Audi talents a pour ambition d’accompagner les artistes émergents dans la réalisation de leurs projets. Les œuvres des artistes Marielle Chabal, Grégory Chatonsky et Léonard Martin, présentées pour la première fois dans le cadre de cette exposition, ont été réalisées grâce au soutien du programme.
Jeu de mot sur les faits dits « alternatifs » qui ont envahi les médias et la communication de notre époque, l’exposition alt+R, Alternative Réalité nous rappelle que l’imaginaire demeure le pouvoir des artistes, non pas pour falsifier le réel mais bien pour en proposer des lectures plurielles, au service de notre émancipation et du rafraîchissement de nos horizons.

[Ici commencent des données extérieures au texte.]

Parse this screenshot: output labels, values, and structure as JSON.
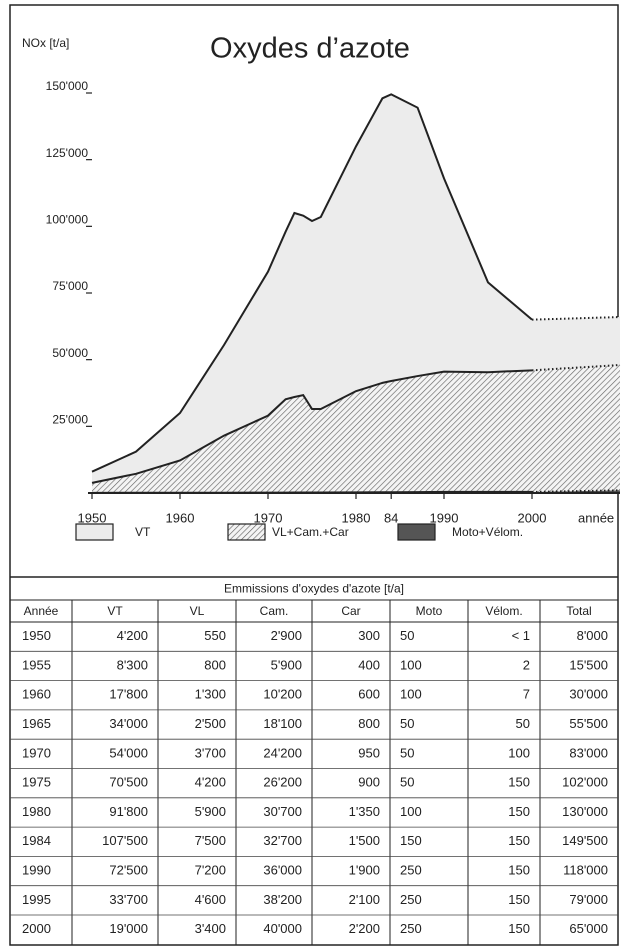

Lauréates du programme Audi talents, les trois installations présentées au Palais de Tokyo sont des voyages prospectifs dans l’Histoire et les histoires qui façonnent notre époque, celles des nouvelles technologies, des discours sur l’art et d’un avenir affamé de science et de fiction politique.
Dans « Al Qamar », Marielle Chabal nous entraîne dans l’environnement d’une communauté libertaire à l’origine de la fondation, en 2024, de la « Cité de la Lune » (Al Qamar) aux alentours de Jéricho en Palestine. L’installation nous plonge au coeur de cette fiction à laquelle l’artiste travaille depuis plusieurs années, produisant des textes et des objets qui dessinent le contour de cette société nouvelle. Montré ici en avant-première, le projet prend corps dans la réalisation d’un film qui cherche à dénouer les clivages coloniaux mis en place par l’installation même de la communauté d’Al Qamar, dans un territoire de conflits (en l’occurrence, le territoire Palestinien). L’installation présente en regard des maquettes de bâtiments de la cité, des costumes et autres documents et accessoires ayant servi à la réalisation du court-métrage produit avec le soutien de Audi talents.

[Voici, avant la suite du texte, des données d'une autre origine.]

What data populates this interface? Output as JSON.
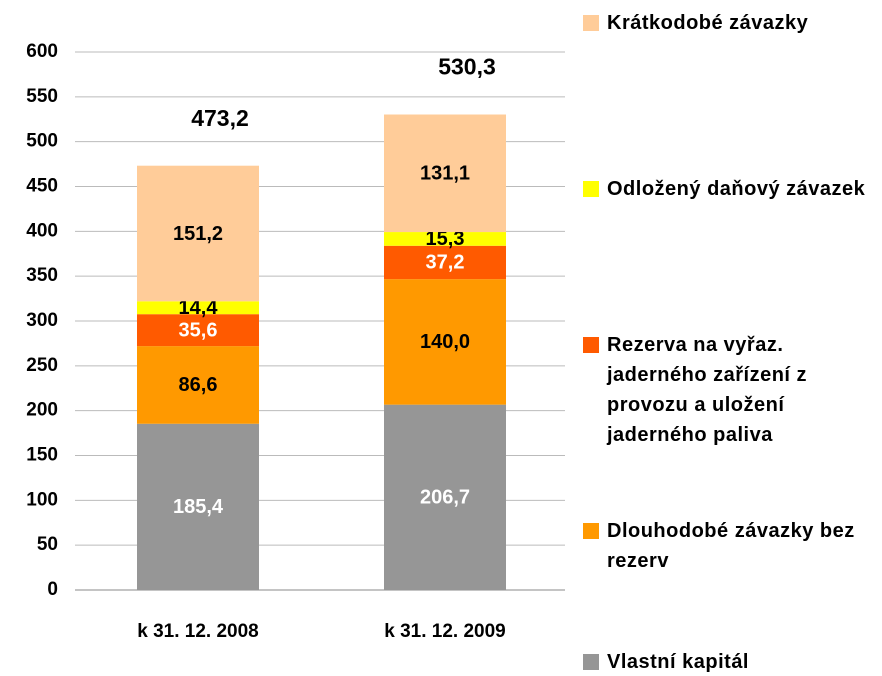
{
  "chart_data": {
    "type": "stacked_bar",
    "categories": [
      "k 31. 12. 2008",
      "k 31. 12. 2009"
    ],
    "series": [
      {
        "name": "Vlastní kapitál",
        "color": "#969696",
        "label_color": "#ffffff",
        "values": [
          185.4,
          206.7
        ],
        "value_labels": [
          "185,4",
          "206,7"
        ]
      },
      {
        "name": "Dlouhodobé závazky bez rezerv",
        "color": "#ff9900",
        "label_color": "#000000",
        "values": [
          86.6,
          140.0
        ],
        "value_labels": [
          "86,6",
          "140,0"
        ]
      },
      {
        "name": "Rezerva na vyřaz. jaderného zařízení z provozu a uložení jaderného paliva",
        "color": "#ff5a00",
        "label_color": "#ffffff",
        "values": [
          35.6,
          37.2
        ],
        "value_labels": [
          "35,6",
          "37,2"
        ]
      },
      {
        "name": "Odložený daňový závazek",
        "color": "#ffff00",
        "label_color": "#000000",
        "values": [
          14.4,
          15.3
        ],
        "value_labels": [
          "14,4",
          "15,3"
        ]
      },
      {
        "name": "Krátkodobé závazky",
        "color": "#ffcc99",
        "label_color": "#000000",
        "values": [
          151.2,
          131.1
        ],
        "value_labels": [
          "151,2",
          "131,1"
        ]
      }
    ],
    "totals": [
      473.2,
      530.3
    ],
    "total_labels": [
      "473,2",
      "530,3"
    ],
    "ylim": [
      0,
      600
    ],
    "yticks": [
      0,
      50,
      100,
      150,
      200,
      250,
      300,
      350,
      400,
      450,
      500,
      550,
      600
    ],
    "grid": true
  }
}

Avec « Terre seconde », Grégory Chatonsky nous projette dans le futur immédiat des fantasmes d’une intelligence artificielle nourrie de « deep learning », produisant des images et des objets inédits issus des calculs statistiques de la machine. Puisant dans le répertoire infini de formes accumulées sur internet, ce réseau récursif de neurones invente en permanence des images qui semblent provenir d’un inconscient collectif. L’ensemble de l’installation nous propose de traverser différentes expériences et expérimentations qui forment le premier état de cette
« Terre seconde » peuplée de chimères numériques.

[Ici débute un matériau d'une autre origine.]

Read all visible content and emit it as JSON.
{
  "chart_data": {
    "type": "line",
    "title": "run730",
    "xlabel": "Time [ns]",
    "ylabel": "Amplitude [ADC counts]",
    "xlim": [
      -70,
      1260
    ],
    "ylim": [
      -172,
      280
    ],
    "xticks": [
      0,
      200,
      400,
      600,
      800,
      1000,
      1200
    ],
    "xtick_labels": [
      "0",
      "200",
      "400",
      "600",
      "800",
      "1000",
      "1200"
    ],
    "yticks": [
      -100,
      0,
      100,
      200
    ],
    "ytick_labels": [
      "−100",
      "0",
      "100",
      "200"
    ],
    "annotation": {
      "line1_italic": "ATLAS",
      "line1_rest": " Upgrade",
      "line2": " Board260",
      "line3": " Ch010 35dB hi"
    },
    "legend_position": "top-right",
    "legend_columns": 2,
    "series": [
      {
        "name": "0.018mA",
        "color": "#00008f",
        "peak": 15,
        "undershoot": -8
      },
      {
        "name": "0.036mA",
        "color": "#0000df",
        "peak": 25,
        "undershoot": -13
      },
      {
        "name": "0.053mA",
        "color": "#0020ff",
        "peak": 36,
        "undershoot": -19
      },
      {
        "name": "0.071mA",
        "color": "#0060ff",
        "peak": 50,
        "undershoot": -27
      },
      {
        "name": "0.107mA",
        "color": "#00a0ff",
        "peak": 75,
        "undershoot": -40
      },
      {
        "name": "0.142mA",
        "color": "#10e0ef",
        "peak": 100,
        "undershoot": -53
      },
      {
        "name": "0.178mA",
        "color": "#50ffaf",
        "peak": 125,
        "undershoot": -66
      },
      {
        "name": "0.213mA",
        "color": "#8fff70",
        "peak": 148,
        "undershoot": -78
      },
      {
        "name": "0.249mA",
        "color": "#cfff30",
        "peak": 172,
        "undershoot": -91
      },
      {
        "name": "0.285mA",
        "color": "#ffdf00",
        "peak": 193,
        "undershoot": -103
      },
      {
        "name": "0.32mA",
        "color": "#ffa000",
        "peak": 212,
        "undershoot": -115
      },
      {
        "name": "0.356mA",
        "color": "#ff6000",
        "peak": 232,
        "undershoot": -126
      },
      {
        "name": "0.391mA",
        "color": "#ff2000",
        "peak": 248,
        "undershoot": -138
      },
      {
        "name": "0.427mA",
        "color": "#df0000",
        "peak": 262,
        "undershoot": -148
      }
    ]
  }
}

L’exposition se conclut sur la proposition Picrochole – Le rêve de Paul de Léonard Martin, où l’artiste dresse un portrait fantasmatique de Paolo Uccello, célèbre peintre italien du quattrocento obsédé par la géométrie et dont la « Bataille de San Romano » (1455) a marqué l’histoire de l’art. L’installation dévoile tout d’abord trois grandes marionnettes, des chevaliers comme échappés des peintures du maître, des carcasses poétiques composées de centaines de morceaux de polycarbonate ajustés les uns aux autres et couvertes de signes graphiques. Au centre de l’installation, Léonard Martin présente une « arène » où ces chevaliers reproduits en modèle réduit s’affrontent symboliquement dans une chorégraphie chaotique, tandis que le fond de l’installation propose une vidéo déployée sur trois écrans où ces marionnettes sont mises en scène dans un véritable voyage filmique : pensé comme un assemblage de sonorités liées à ces corps de combattants et aux matériaux qui les protègent, le film est écrit comme un songe où l’artiste a voulu intriquer ces objets-chevaliers dans la substance même du paysage.